In questa fase della sua carriera e della sua vita, Von Trier ne percepisce l’amarezza, la dolorosa consapevolezza, e compone odi al fallimento della propria formazione personale. Se Antichrist era un grido di rabbia e odio, Melancholia, film gemello e, allo stesso tempo, evoluzione del precedente, è un lamento rassegnato verso l’inarrestabile fine. Quella apocalisse che sin dall’inizio del film è disvelata in una maniera sublime e visivamente estetizzata, che rievoca il surreale stridore di denti delle opere di Euronymous Bosch, reinterpretate da Dave Patchett.

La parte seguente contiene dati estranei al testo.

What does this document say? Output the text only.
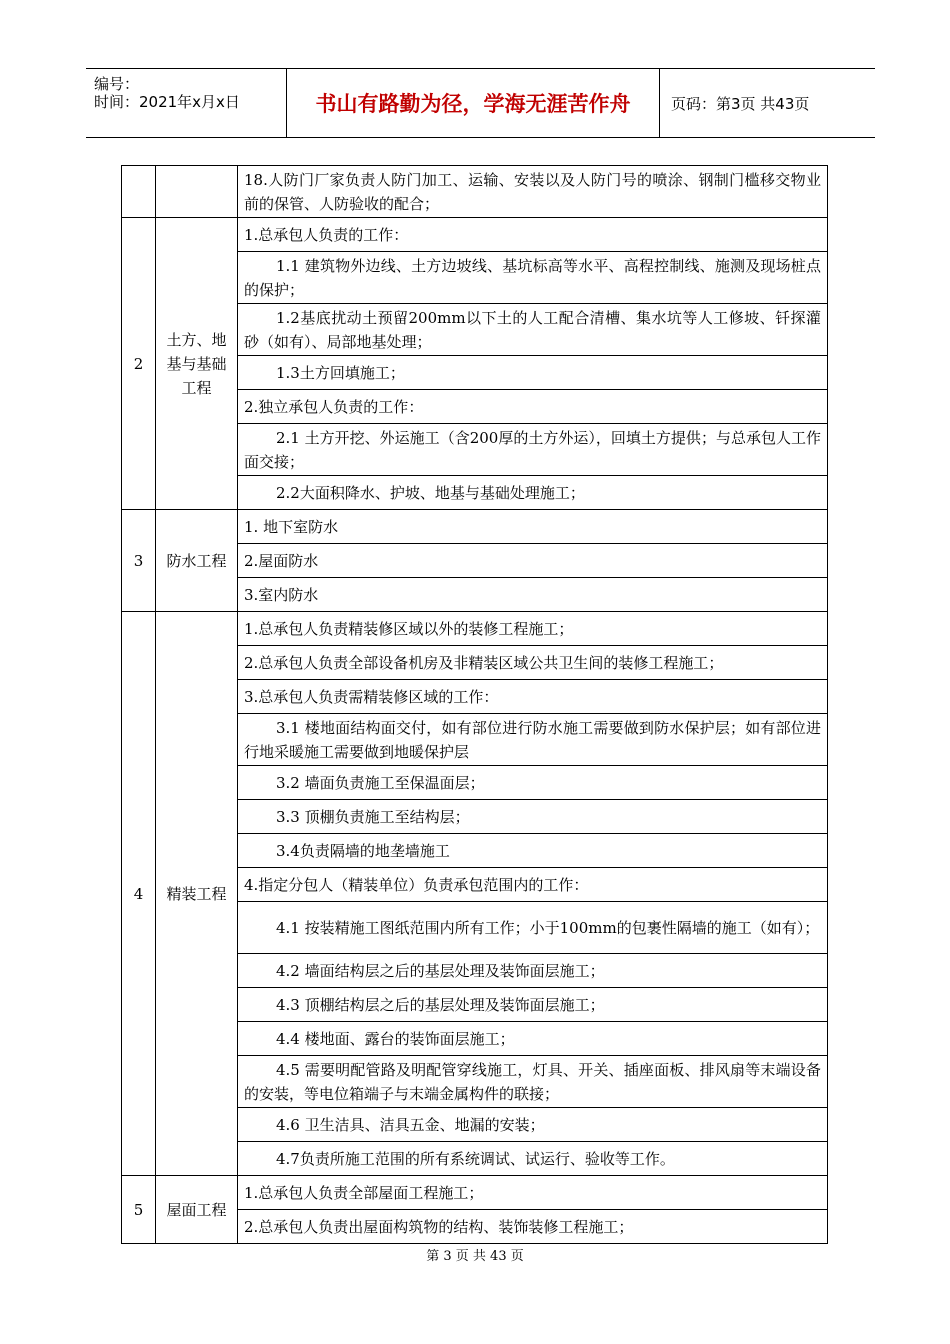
编号：
时间：2021年x月x日	书山有路勤为径，学海无涯苦作舟	页码：第3页 共43页
		18.人防门厂家负责人防门加工、运输、安装以及人防门号的喷涂、钢制门槛移交物业前的保管、人防验收的配合；
2	土方、地基与基础工程	1.总承包人负责的工作：
		1.1 建筑物外边线、土方边坡线、基坑标高等水平、高程控制线、施测及现场桩点的保护；
		1.2基底扰动土预留200mm以下土的人工配合清槽、集水坑等人工修坡、钎探灌砂（如有）、局部地基处理；
		1.3土方回填施工；
		2.独立承包人负责的工作：
		2.1 土方开挖、外运施工（含200厚的土方外运），回填土方提供；与总承包人工作面交接；
		2.2大面积降水、护坡、地基与基础处理施工；
3	防水工程	1. 地下室防水
		2.屋面防水
		3.室内防水
4	精装工程	1.总承包人负责精装修区域以外的装修工程施工；
		2.总承包人负责全部设备机房及非精装区域公共卫生间的装修工程施工；
		3.总承包人负责需精装修区域的工作：
		3.1 楼地面结构面交付，如有部位进行防水施工需要做到防水保护层；如有部位进行地采暖施工需要做到地暖保护层
		3.2 墙面负责施工至保温面层；
		3.3 顶棚负责施工至结构层；
		3.4负责隔墙的地垄墙施工
		4.指定分包人（精装单位）负责承包范围内的工作：
		4.1 按装精施工图纸范围内所有工作；小于100mm的包裹性隔墙的施工（如有）；
		4.2 墙面结构层之后的基层处理及装饰面层施工；
		4.3 顶棚结构层之后的基层处理及装饰面层施工；
		4.4 楼地面、露台的装饰面层施工；
		4.5 需要明配管路及明配管穿线施工，灯具、开关、插座面板、排风扇等末端设备的安装，等电位箱端子与末端金属构件的联接；
		4.6 卫生洁具、洁具五金、地漏的安装；
		4.7负责所施工范围的所有系统调试、试运行、验收等工作。
5	屋面工程	1.总承包人负责全部屋面工程施工；
		2.总承包人负责出屋面构筑物的结构、装饰装修工程施工；
第 3 页 共 43 页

Antares punta il pungiglione avvelenato sulla terra, un pianeta azzurro sta per cancellare via il pianeta cattivo, il nostro, che merita di morire. La prova che lo merita è lì nella festa di Matrimonio di Justine, abbracciata da familiari che apparentemente la amano, ma individualisticamente amano se stessi. In maniere diverse: simpatiche, cafone, egoiste, irrazionali, indecise, ma ognuno è preso da sé e inconsapevole del prossimo. Una madre rancorosa e sola, un padre mai cresciuto, una sorella che non riesce ad essere da esempio, un cognato collerico, un testimone interessato e, purtroppo, un marito evanescente. La famiglia ha fallito, la stirpe decreta la condanna. Quindi sì, il pianeta Terra merita di morire, perché corrotto dal di dentro, ma non con un tonfo, con un botto o con un’esplosione, ma con la morbida carezza di una luce azzurra, accompagnata dall’armonia di Beethoven. Definitivo (in tutti i sensi).